Walking the Indo-Pak peace track

HK. DUA’s article, “Walking the peace track: Slow motion is better than a stalled dialogue” (Sept 3), is timely. At present, both India and Pakistan want the peace process to continue, but the circumstances are not conducive.

In the meantime, it would be better if both countries made strenuous efforts through diplomatic and administrative channels to remove various impediments such as visa procedures, police vetting and huge bus fares which are responsible for the lukewarm response from people. If these problems are sorted out, there will be more people ready in both countries to travel by rail and bus.

If we want to continue the dialogue process and maintain cordial relations between the two countries, we have to remove the mistrust and suspicion at the grassroots level. Confidence-building measures would fructify only if people can travel to each other’s country freely and easily. This exercise will boost personal relations and help develop trade, tourism and economic relations.

S.K. KHOSLA, Chandigarh



The peace process between India and Pakistan seems to have been put on the backburner due to the compulsions of Prime Minister Manmohan Singh and President Musharraf in their respective countries.

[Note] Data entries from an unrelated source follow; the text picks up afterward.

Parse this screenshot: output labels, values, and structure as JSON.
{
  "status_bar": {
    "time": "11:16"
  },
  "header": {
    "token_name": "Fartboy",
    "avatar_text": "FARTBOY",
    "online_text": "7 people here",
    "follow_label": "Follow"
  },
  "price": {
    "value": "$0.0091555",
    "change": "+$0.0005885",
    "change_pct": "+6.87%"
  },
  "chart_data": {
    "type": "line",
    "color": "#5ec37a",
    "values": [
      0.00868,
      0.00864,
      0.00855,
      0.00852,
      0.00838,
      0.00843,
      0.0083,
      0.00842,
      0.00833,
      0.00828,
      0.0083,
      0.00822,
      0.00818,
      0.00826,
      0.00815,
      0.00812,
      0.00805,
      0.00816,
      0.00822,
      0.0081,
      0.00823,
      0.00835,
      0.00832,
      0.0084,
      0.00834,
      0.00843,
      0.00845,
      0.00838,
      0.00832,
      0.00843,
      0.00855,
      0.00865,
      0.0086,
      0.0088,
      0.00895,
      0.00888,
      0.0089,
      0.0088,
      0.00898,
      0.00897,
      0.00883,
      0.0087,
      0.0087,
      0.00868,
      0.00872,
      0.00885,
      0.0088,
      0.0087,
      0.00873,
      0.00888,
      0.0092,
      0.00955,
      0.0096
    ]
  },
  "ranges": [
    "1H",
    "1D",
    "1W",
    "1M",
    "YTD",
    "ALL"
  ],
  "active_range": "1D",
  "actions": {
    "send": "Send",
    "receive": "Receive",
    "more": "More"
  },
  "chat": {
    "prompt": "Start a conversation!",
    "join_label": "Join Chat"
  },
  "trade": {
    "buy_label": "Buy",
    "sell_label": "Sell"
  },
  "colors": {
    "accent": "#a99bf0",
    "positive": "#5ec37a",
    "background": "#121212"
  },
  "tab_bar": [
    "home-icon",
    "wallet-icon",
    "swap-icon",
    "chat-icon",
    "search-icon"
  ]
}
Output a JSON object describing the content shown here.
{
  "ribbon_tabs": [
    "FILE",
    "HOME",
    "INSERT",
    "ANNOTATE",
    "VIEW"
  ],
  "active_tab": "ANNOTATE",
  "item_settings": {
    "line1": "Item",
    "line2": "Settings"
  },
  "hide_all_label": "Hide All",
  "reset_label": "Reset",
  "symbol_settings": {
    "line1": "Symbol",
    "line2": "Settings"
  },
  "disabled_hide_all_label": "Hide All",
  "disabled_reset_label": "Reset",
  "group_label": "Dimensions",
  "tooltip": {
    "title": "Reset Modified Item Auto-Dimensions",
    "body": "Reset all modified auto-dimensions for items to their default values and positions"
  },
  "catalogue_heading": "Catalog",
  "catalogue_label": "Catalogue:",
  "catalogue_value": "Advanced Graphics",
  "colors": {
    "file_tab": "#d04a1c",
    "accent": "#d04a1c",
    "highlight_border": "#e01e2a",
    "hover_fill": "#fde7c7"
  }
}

The former’s boat has been rocked by the 123 Agreement endangering the perpetuation of his government and the latter’s position has become untenable because of the internecine squabbles among various groups hankering after power.

The General no longer harps on Kashmir. Rather he is trying to maintain his vice-like grip over the country’s polity. Hence both leaders are going at a snail’s pace as far as the peace process is concerned. It is heartening to learn that the peace process has not been stalled but decelerated. And that is no cause for concern.

Mr Dua has opined that the peace process cannot be reversed even if it remains in slow motion for the time being. What matters most is that peace between the two nuclear powers is vital for peace, prosperity, harmony and sense of brotherhood in the subcontinent. This is perceived now by both nations who understand the futility of polemical politics.

They are desirous of concentrating on economic development essential for removing ignorance, illiteracy, poverty, unemployment, diseases, misery and tension from the two countries. And that bodes well for both.

The continuation of the dialogue, albeit slow, gives the satisfaction that both are on the right track and this is what the people on both sides of the fence want. The Indo-Pak relations ought to be normal and friendly for the good of the people and world peace.



To transform the problematic Indo-Pak paradigm, both nations showed considerable determination on managing their problems and putting in place a confidence-building mechanism.

Mr Satinder Lama and Mr Tariq Aziz have put a lid on the decade-old border problem. Yet again, at a time when both sides have hurdles to cross, mist is gathering on the broad principles. The Satinder lama-Tariq Aziz team had worked out in keeping a very difficult relationship on an even keel.

Kashmir is a part of the process set in motion and it has to take its own time. Any hurry in this regard will be dangerous. The determination of both countries to carry forward the composite dialogue process has the backing of the general public. Slow and steady wins the race if the process is carried on with sincerity and full determination.

UMED SINGH GULIA, Advocate, Supreme Court, Faridabad


It is good that the constituency of peace is expanding. And this must expand further in the positive direction for lasting peace on both sides of the divide. Track I or Track II, the end results for both countries seem to be the same — peace in the subcontinent and peaceful settlement between the two neighbours.

People on both sides of the divide should not be made to wait for peace due to the political compulsions of the leadership of both countries. To some extent, this amounts to selfish interests for retaining power at the cost of the peace process. And in this slowdown of the peace process, Pakistan leadership seems to be more at fault as the leadership has made unavoidable mistakes and hence is facing internal problems.

Let us hope that people-to-people contacts will not only increase in the days to come but also put the peace process on the fast track.



Mr Dua has very rightly pointed out in his article that slow motion is better than a stalled dialogue. In this regard, sincere efforts made by Satinder Lamba from India and Tariq Aziz from Pakistan are highly appreciable. They have tried their best to work out a plan to abolish war from the subcontinent.

Due credit should also be given to Pakistan President General Pervez Musharraf and our Prime Minister Dr Manmohan Singh for creating this atmosphere which was lacking earlier.


Aping the West, as usual

Surprisingly, India has also started raising its voice against unfounded fears of the use of toxic colours in Chinese toys and products that are available here at a very low price. For, one knows pretty well how much our nation pays attention to check its own consumer goods. What to talk of ordinary consumer goods, there is no foolproof quality check even for locally produced medicines and food products.

Earlier, products were cheap in the US and conditions were brutal  for many American workers. After labour unions successfully lobbied for better wages, prices rose. As a result, the US consumer turned to Japan to find lower prices. Working conditions there too were poor and wages were low. In time, Japan emerged as a major economic leader in the world. The labour force started enjoying an improved working environment and wages increased again along with the prices of industrial products.

In search of a new way to secure low-priced consumer products, the US turned to China, Indonesia and India where abysmal working conditions prevail and wages are extremely low. Now the whole West, like the Americans, has started expressing its outrage against Chinese products for the same reason.